Vous comprendrez peut-être mieux mon émotion si je vous explique que Mathusalem et Hanna sont les deux premiers palmiers dattiers d’une espèce biblique, éteinte depuis des millénaires, plus précisément depuis la destruction du Second Temple ; et qu’après des dizaines d’années de travail, des agronomes ont réussi à faire germer d’antiques noyaux et à obtenir 111 premières dattes aux couleurs de miel…
La résurrection des fruits du palmier
Tout commence dans les années 60, lors des fouilles archéologiques menées par le professeur Yigael Yadin sur le site de Massada, haut-lieu de la résistance juive dans le désert de Judée. Sur cette montagne désolée, la forteresse imprenable est finalement tombée entre les mains des Romains et les survivants préfèrent se suicider plutôt que de capituler. A l’entrée du palais nord et non loin des entrepôts de nourriture, sont découverts des noyaux de dattes, qui seront soigneusement conservés.
Pendant 40 ans, ces noyaux dorment paisiblement dans les réserves de l’université Bar-Ilan.

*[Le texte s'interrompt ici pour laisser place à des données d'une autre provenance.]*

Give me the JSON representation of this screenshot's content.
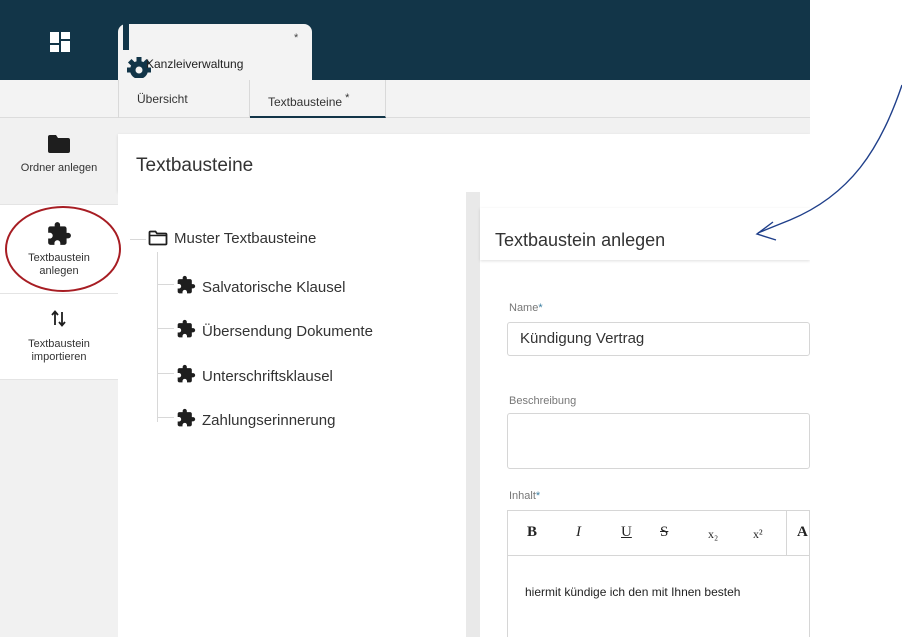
{
  "header": {
    "app_tab_title": "Kanzleiverwaltung",
    "app_tab_marker": "*"
  },
  "tabs": [
    {
      "label": "Übersicht"
    },
    {
      "label": "Textbausteine",
      "marker": "*"
    }
  ],
  "toolbar": {
    "ordner_label": "Ordner anlegen",
    "textbaustein_label_1": "Textbaustein",
    "textbaustein_label_2": "anlegen",
    "import_label_1": "Textbaustein",
    "import_label_2": "importieren"
  },
  "page": {
    "title": "Textbausteine"
  },
  "tree": {
    "root": "Muster Textbausteine",
    "items": [
      "Salvatorische Klausel",
      "Übersendung Dokumente",
      "Unterschriftsklausel",
      "Zahlungserinnerung"
    ]
  },
  "form": {
    "title": "Textbaustein anlegen",
    "name_label": "Name",
    "name_value": "Kündigung Vertrag",
    "beschreibung_label": "Beschreibung",
    "beschreibung_value": "",
    "inhalt_label": "Inhalt",
    "required_marker": "*",
    "inhalt_text": "hiermit kündige ich den mit Ihnen besteh",
    "editor_buttons": [
      "B",
      "I",
      "U",
      "S",
      "x₂",
      "x²",
      "A"
    ]
  },
  "colors": {
    "header": "#123548",
    "highlight_ring": "#a71d23",
    "annotation_arrow": "#1f3f8a"
  }
}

Mais, en 2005, le Dr Sarah Sallon, gastroentérologue pédiatrique de formation, s’intéresse à ces noyaux oubliés. Elle dirige le Centre de Recherche en Médecine Naturelle et se passionne pour la phytothérapie, ou l’utilisation des plantes en médecine. L’évolution des anciennes plantes au cours des siècles est un de ses sujets d’étude et lorsqu’on lui propose de faire germer ces antiques noyaux, elle saisit l’occasion avec enthousiasme. En collaboration avec le Dr Ellaine Solowey, du Centre pour l’agriculture durable de la Arava, un noyau va être réchauffé, lentement réhydraté puis, nourri avec une hormone végétale de croissance et un engrais enzymatique à base d’algues. Entouré de mille soins, il est planté et, à la surprise générale, un palmier commence à pousser en 2005 ! Le miraculé, issu d’une graine datée au carbone 14 du premier siècle de notre ère, était la plus ancienne graine jamais cultivée en une plante vivante et fait l’objet d’articles publiés dans la revue Science en 2008 et 2009. Il sera logiquement nommé Métouchéla’h, ou Mathusalem, du nom de l’homme biblique ayant vécu 969 années, soit la vie la plus longue relatée par la Bible.
Mais la victoire garde un goût d’inachevé car Mathusalem, désormais planté au Kibbouts Kétoura, est un palmier dattier mâle, qui ne peut donc produire de fruits. Heureusement, l’aventure ne s’arrête pas là, car les Dr Sallon et Solowey disposent aussi de 32 autres noyaux découverts dans les fouilles de Qumran, non loin du site de découverte des célèbres manuscrits. Ces noyaux, datant de -150 à 70 et découverts près du pressoir de la ville antique qui produisait du vin et du miel de datte, leur sont confiés par le Pr. Joseph Patrick de l’Université Hébraïque de Jérusalem.
La merveille se reproduit, car, sous les soins attentionnés du Dr Solowey, six nouveaux palmiers vont renaître et porteront fièrement le nom de Adam, Hannah, Judith, Jonah, Boaz et Ouriel.
Replantés en 2019, ces arbres grandissent paisiblement dans le jardin de l’Institut de la Arava et font désormais plusieurs mètres de haut.
Heureuse rencontre
La rencontre prédestinée que tout le monde attendait a enfin lieu, semble-t-il grâce à un ‘’speed-datting’’… Même si Hanna est en fait plus âgée de 175 ans que Mathusalem, la différence d’âge n’a pas été un obstacle à leur idylle. Quand on aime, on ne compte pas g! Hanna va donc être pollinisée par Mathusalem et les premières dattes, 111 au total, apparaissent en 2020. Il s’agit des premières dattes de l’espèce du dattier de Judée depuis 2000 ans!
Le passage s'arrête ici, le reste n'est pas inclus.